Trois courts chapitres, un seul narrateur, P.B. Jones, orphelin pauvre, bisexuel, amoral et sans scrupules, séducteur prêt à tout pour sortir de la misère ; trois textes proches de la nouvelle, esquisses qui se suffisent à elles seules, mais laissent peut-être perplexe sur ce qu’aurait pu être le roman. P.B. Jones met toute son énergie à survivre dans un monde sans pitié, au cœur d’une société internationale de milliardaires entourés de talents divers. Il se prostitue à qui il plaît, pourvu qu’il en tire quelque avantage, espérant par ailleurs exercer son talent littéraire. Le ton est donné d’emblée : «Gosse brillant, beau comme le jour, j’étais le chouchou des bonnes soeurs. Jamais elles ne se rendirent compte du filou que j’étais, ni de ma fourberie, ni de la façon dont je méprisais leur air sinistre, leur senteur d’encens, d’eau de vaisselle, de cierges et de créosote, de sueur liliale». On croise au fil des pages des personnalités diverses : Cocteau, Colette, Sartre et Simone de Beauvoir, Jacqueline Kennedy et sa sœur..., la plupart exécutées en une phrase assassine ; toute une galerie de monstres sacrés et de sacrés monstres, sous leur nom ou cryptés, défile ainsi sous les yeux du lecteur.
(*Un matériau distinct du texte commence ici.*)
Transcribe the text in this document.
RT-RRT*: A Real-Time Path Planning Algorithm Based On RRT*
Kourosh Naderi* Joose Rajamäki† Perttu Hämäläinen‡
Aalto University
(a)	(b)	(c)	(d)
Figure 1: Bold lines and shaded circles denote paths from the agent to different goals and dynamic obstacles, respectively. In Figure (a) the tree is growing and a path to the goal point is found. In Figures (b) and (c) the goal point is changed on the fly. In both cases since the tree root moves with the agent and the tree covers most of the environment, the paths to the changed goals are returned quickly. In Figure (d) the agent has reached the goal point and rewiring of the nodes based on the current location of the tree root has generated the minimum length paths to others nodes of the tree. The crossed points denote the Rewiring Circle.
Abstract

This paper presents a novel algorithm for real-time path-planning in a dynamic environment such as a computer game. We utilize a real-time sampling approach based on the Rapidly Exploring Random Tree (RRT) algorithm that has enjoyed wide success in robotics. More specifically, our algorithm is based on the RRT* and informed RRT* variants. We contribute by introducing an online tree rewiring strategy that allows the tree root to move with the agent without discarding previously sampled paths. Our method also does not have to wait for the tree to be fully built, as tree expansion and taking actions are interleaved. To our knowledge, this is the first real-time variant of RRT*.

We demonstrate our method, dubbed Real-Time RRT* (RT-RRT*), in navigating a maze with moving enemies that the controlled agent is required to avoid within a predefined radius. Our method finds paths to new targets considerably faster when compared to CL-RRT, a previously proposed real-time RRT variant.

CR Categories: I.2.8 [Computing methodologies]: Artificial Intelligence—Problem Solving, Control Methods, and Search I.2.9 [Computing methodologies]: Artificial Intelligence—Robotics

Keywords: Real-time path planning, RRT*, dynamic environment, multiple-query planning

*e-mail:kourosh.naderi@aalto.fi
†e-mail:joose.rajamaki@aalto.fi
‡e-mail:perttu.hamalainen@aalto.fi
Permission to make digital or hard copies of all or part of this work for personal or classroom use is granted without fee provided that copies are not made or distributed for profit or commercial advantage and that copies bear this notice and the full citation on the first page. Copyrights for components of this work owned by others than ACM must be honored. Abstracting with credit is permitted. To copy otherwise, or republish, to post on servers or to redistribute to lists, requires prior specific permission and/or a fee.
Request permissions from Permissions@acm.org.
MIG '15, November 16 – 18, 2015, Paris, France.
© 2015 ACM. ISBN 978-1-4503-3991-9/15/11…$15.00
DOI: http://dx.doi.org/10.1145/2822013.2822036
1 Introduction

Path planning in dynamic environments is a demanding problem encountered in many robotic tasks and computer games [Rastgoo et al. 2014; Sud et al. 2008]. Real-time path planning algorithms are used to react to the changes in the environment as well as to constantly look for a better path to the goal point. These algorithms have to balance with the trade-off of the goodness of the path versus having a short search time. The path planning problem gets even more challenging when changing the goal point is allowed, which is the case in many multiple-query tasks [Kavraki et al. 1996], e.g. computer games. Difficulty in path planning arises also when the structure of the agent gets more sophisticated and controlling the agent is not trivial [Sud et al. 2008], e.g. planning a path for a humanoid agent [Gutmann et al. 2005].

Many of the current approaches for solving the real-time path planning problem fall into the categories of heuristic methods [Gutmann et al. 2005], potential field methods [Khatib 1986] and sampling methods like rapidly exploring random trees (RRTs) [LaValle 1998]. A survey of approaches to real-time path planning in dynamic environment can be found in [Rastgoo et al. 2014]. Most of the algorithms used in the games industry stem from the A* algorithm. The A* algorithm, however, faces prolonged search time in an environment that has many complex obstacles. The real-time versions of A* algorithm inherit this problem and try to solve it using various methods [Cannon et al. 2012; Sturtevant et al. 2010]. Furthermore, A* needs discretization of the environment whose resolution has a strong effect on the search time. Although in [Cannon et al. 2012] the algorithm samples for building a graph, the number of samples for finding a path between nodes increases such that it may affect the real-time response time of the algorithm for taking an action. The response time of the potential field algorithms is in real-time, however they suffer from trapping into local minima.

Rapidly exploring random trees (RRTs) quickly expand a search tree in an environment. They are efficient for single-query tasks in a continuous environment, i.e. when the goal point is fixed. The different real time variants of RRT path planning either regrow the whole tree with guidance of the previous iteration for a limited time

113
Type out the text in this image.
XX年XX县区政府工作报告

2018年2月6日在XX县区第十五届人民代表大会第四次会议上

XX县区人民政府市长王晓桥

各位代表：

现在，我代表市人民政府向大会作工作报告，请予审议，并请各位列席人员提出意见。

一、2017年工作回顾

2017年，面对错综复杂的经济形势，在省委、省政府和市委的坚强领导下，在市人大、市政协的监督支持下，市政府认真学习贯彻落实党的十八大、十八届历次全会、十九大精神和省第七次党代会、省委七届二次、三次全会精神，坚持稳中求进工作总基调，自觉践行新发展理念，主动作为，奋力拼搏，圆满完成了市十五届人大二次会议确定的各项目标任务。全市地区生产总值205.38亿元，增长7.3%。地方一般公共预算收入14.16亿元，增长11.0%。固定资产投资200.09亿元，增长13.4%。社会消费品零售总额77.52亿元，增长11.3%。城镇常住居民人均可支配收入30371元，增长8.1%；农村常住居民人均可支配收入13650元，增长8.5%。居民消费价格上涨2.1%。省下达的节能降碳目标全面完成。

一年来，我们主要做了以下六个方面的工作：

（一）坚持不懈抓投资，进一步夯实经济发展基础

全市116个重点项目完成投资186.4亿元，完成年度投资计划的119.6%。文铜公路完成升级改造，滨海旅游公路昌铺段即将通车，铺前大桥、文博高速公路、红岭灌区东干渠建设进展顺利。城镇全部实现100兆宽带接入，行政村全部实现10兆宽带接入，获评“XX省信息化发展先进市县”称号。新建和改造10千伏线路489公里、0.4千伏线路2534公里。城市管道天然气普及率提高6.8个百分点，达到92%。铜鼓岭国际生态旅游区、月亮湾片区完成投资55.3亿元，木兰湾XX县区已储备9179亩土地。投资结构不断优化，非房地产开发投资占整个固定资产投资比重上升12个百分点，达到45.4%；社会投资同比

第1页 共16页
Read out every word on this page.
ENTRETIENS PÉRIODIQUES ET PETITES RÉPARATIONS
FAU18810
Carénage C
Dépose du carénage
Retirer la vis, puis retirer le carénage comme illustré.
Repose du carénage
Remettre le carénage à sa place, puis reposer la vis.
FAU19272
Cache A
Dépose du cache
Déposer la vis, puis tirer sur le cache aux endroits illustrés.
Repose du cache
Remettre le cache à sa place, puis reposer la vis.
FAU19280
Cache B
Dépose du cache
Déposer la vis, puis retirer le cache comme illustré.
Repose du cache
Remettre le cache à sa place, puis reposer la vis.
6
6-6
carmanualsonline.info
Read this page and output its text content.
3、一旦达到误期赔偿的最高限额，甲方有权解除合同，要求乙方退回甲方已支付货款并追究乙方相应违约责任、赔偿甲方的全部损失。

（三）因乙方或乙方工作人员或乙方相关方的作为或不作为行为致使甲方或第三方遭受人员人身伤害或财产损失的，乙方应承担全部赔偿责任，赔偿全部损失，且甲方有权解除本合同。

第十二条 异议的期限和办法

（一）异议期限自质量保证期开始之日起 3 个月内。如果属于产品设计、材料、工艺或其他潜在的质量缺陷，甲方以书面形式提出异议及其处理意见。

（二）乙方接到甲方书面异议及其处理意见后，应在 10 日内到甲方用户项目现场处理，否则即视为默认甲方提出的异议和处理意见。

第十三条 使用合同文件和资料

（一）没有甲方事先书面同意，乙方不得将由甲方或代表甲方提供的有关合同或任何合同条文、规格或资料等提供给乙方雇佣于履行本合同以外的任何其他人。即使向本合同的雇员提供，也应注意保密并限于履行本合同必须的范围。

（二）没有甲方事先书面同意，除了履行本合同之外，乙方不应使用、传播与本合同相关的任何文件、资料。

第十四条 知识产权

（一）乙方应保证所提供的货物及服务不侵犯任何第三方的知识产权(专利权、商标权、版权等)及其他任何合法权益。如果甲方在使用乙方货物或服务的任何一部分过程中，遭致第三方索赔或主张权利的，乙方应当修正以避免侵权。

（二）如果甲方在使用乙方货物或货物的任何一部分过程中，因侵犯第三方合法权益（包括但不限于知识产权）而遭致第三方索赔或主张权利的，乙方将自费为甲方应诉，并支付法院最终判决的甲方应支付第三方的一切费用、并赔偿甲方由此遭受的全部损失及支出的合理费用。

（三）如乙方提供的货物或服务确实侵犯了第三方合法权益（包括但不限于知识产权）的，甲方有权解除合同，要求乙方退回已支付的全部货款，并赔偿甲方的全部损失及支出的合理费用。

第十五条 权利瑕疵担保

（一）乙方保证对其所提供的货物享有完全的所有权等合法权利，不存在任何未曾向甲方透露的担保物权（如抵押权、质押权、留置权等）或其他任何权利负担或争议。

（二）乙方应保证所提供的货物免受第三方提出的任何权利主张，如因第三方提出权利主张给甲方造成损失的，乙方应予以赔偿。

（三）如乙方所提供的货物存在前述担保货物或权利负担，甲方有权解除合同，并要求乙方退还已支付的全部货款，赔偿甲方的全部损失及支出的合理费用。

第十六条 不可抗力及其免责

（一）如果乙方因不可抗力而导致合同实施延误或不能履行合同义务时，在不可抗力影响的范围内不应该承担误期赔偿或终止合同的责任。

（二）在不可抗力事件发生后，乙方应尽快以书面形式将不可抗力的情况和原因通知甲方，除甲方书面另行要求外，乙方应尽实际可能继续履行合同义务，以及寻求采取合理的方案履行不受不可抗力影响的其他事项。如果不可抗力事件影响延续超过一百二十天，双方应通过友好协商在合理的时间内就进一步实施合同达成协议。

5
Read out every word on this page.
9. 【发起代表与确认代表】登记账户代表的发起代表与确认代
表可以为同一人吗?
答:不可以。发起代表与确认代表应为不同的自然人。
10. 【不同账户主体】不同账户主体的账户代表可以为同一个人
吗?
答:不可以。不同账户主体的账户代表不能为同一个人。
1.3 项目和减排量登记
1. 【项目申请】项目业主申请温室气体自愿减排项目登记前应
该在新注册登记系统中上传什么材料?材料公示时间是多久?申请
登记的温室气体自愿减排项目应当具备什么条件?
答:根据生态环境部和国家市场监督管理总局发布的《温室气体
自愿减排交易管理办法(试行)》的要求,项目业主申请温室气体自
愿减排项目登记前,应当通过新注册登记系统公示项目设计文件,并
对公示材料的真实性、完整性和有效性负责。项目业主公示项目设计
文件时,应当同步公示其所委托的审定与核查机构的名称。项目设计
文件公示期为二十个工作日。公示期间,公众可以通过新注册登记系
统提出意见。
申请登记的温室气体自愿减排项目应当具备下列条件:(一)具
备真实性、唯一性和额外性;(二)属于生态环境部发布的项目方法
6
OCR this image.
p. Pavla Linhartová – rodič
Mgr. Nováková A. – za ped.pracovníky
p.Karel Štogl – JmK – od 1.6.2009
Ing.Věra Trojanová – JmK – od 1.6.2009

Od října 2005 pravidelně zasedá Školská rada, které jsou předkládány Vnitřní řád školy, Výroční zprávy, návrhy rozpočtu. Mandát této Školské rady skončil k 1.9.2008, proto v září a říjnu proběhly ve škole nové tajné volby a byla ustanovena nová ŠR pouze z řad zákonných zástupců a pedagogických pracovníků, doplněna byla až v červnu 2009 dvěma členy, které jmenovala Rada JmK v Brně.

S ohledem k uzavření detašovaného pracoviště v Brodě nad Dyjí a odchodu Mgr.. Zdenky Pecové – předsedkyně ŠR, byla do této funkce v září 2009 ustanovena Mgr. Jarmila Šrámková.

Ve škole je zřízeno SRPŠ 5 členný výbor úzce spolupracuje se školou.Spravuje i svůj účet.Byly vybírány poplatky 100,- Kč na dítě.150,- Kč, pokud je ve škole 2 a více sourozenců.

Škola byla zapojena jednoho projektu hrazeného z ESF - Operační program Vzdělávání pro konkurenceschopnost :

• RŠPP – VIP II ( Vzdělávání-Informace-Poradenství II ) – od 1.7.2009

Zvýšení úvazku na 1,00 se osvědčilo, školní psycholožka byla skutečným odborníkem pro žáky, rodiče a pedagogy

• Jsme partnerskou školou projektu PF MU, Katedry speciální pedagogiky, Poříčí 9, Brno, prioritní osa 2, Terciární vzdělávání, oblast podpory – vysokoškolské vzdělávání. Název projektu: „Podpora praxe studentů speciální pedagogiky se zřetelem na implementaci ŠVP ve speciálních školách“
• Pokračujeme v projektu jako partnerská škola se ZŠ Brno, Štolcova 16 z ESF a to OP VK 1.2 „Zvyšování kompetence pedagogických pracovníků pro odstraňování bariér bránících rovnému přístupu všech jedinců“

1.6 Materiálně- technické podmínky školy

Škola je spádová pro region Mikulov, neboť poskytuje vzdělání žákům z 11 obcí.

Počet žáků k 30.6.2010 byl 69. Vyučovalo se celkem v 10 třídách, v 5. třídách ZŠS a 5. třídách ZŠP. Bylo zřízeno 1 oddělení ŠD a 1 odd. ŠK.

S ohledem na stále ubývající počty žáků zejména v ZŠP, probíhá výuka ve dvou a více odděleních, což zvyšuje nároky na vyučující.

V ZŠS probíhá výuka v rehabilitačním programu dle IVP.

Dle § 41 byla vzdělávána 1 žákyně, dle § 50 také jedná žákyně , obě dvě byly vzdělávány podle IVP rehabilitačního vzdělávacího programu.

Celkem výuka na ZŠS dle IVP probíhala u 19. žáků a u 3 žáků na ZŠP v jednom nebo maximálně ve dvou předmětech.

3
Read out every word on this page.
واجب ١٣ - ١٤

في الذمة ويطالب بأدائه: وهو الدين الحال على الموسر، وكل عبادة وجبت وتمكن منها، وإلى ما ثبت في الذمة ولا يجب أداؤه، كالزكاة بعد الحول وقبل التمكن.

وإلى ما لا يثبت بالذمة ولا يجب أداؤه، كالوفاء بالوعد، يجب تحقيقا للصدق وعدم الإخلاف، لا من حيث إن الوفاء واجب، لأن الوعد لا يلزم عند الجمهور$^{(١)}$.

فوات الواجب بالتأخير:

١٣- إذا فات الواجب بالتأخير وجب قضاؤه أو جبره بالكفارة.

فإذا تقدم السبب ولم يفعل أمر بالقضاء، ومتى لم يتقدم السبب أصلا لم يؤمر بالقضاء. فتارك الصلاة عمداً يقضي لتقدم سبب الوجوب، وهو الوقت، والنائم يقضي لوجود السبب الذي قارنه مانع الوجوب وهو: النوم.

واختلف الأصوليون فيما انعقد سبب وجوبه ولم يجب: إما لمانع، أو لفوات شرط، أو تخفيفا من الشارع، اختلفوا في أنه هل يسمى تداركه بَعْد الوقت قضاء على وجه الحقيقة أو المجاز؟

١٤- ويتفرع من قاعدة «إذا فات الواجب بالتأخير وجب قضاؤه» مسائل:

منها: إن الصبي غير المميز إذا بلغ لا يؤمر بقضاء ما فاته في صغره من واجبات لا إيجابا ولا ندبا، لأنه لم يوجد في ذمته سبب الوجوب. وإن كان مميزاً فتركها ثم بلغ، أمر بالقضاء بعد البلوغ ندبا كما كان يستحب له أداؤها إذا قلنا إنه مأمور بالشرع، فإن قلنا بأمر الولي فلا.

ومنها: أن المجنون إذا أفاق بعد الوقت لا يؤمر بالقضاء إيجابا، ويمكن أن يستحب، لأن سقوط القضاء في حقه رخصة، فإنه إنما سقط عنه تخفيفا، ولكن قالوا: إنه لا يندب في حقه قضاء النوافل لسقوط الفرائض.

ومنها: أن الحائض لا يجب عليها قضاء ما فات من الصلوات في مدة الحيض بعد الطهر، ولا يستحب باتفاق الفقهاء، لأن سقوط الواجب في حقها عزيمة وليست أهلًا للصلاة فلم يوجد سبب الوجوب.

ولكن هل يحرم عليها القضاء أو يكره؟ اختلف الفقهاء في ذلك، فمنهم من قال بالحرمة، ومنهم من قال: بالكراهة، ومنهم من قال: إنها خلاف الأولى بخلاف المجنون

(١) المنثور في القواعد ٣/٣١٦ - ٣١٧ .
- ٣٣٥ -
Il y a une réelle jubilation de la méchanceté, du trait acéré, mais aussi une volonté quasi mystique de descente aux enfers, dans les abîmes des vices humains et leur variété infinie. Les femmes sont riches, séduisantes et totalement déjantées, leurs compagnons, somme toute moins intéressants ; tous n’ont pour seul but que vivre leurs plaisirs, aller au bout de leurs envies, dans un univers clos qu’ils transportent avec eux d’un bout à l’autre de la planète. Échappent à ce jeu de massacre général la littérature et quelques auteurs admirés (en particulier Colette). Truman Capote aurait voulu être le Proust de sa génération, on pense sans doute davantage en le lisant à Edith Wharton.